How to Manage Food Sensitivities while Traveling
As excited as you might be to finally travel again, it’s also essential to keep your health in check. For those with food sensitivities, travel can exacerbate symptoms, adding unnecessary stress and discomfort to your long-awaited trips.
According to Dr. Chris Meletis, N.D., a lot depends on the way you travel. In a place where there are a lot of foreign ingredients and foods your body isn’t used to, he says, it’s important to keep it as simple as possible.
“If you’ve been stringent on your diet, go for whole foods and avoid processed foods so that you know what you’re eating,” he says.
While eating fresh, raw ingredients is extremely helpful, it’s not always possible to avoid allergens completely.

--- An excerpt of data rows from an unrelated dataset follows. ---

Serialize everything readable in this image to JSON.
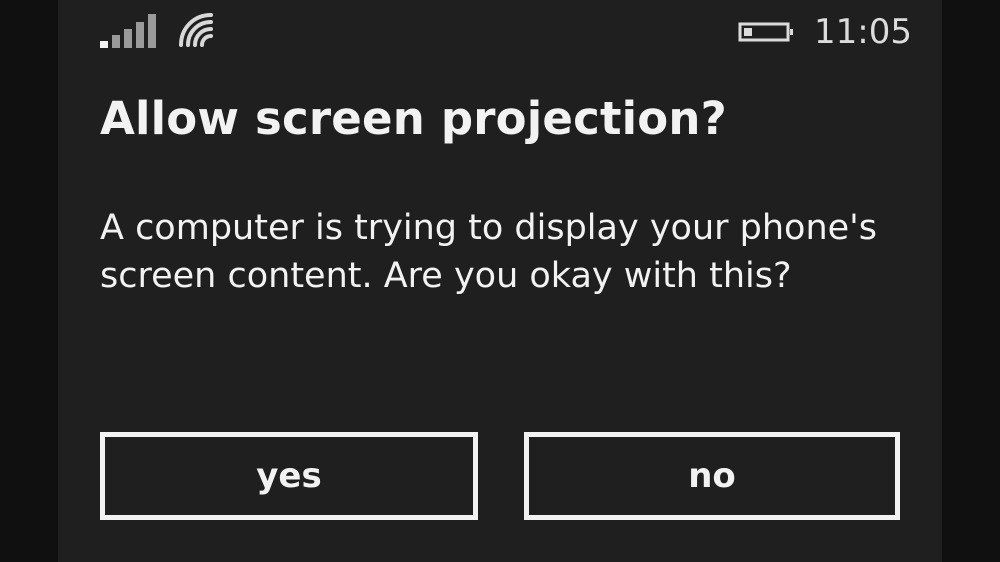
{
  "status_bar": {
    "signal_icon": "cellular-signal-icon",
    "wifi_icon": "wifi-icon",
    "battery_icon": "battery-icon",
    "time": "11:05"
  },
  "dialog": {
    "title": "Allow screen projection?",
    "message": "A computer is trying to display your phone's screen content. Are you okay with this?",
    "yes_label": "yes",
    "no_label": "no"
  }
}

Below are a few pieces of advice to keep inflammation at bay and play a more active role in your health as you travel:
Eat lots of antioxidants.
Since travel can be stressful, Meletis says consuming antioxidant-rich ingredients supports your immune system while also reducing oxidative stress. Blueberries, strawberries, pecans and spinach are a few simple, antioxidant-rich foods that you can find in most places. Consider packing some trail mix full of goji berries, dark chocolate and various nuts if you know you’re going to be on-the-go.
Long flights, coffee and alcohol all play a role in dehydrating your body, Meletis says, which ultimately influence your food sensitivity symptoms. Whether you’re traveling internationally or simply drinking more than usual, make sure to have a water bottle (or water filter and purifier) with you wherever you go.

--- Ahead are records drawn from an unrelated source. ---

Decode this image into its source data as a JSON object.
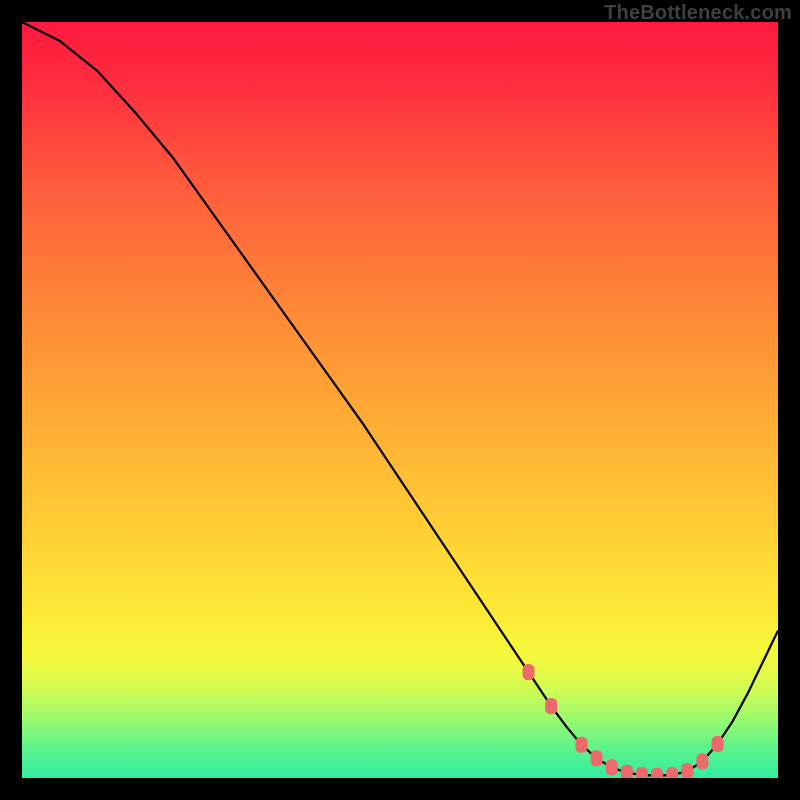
{
  "watermark": "TheBottleneck.com",
  "chart_data": {
    "type": "line",
    "title": "",
    "xlabel": "",
    "ylabel": "",
    "x": [
      0,
      5,
      10,
      15,
      20,
      25,
      30,
      35,
      40,
      45,
      50,
      55,
      60,
      65,
      67,
      70,
      72,
      74,
      76,
      78,
      80,
      82,
      84,
      86,
      88,
      90,
      92,
      94,
      96,
      100
    ],
    "values": [
      100,
      97.5,
      93.5,
      88,
      82,
      75,
      68,
      61,
      54,
      47,
      39.5,
      32,
      24.5,
      17,
      14,
      9.5,
      6.8,
      4.4,
      2.6,
      1.4,
      0.7,
      0.4,
      0.3,
      0.4,
      0.9,
      2.2,
      4.5,
      7.5,
      11.2,
      19.5
    ],
    "xlim": [
      0,
      100
    ],
    "ylim": [
      0,
      100
    ],
    "notes": "Background vertical gradient from red (top) via yellow to green (bottom); axes not drawn as ticks.",
    "marker_points_x": [
      67,
      70,
      74,
      76,
      78,
      80,
      82,
      84,
      86,
      88,
      90,
      92
    ],
    "marker_points_y": [
      14,
      9.5,
      4.4,
      2.6,
      1.4,
      0.7,
      0.4,
      0.3,
      0.4,
      0.9,
      2.2,
      4.5
    ],
    "marker_color": "#ed6a6b"
  }
}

“Hydration dilutes toxins and inflammatory markers,” he says. “It’s important for those with sensitivities to stay hydrated so that your body has less histamines to deal with.”
Space out your “cheat” days.
Let’s be honest – you're not going to maintain a “perfect” diet while traveling. Whether it’s an accident or intentional, at some point you’ll likely end up eating a food you’re sensitive to. What’s most important is to try to space out those meals as much as possible, Meletis says.
“Don’t stack your mistakes or they’ll catch up to you,” he says. By provoking an already irritated gut, he says, you’re ultimately doing more harm than good.
Pack snacks that your body is adjusted to.
No matter what precautions you take, Meletis says, you’re naturally going to be exposed to foreign microbiomes when you travel, whether it be through food, water or airborne pollutants. By packing familiar snacks, such as dried fruit or protein bars, you’re minimizing some of the “shock” that your body is likely to experience when visiting a new place.
Take vitamins and probiotics.
Your bowels naturally slow down when you travel, Meletis says, so consuming fiber, magnesium and other essential vitamins help keep your digestive system on its usual course.
“Vitamin C is crucial to keep your bowels moving while also supporting your immune system,” he says. “It’s also worth taking some probiotics or activated charcoal early on to reinforce your digestive tract.”
In summary, travel can really mess with our bodies...but nine times out of ten, it’s worth it for the experience. Make sure to chat with your doctor about any diet-specific precautions you should take and keep an eye on the CDC’s COVID-19 updates for traveling internationally.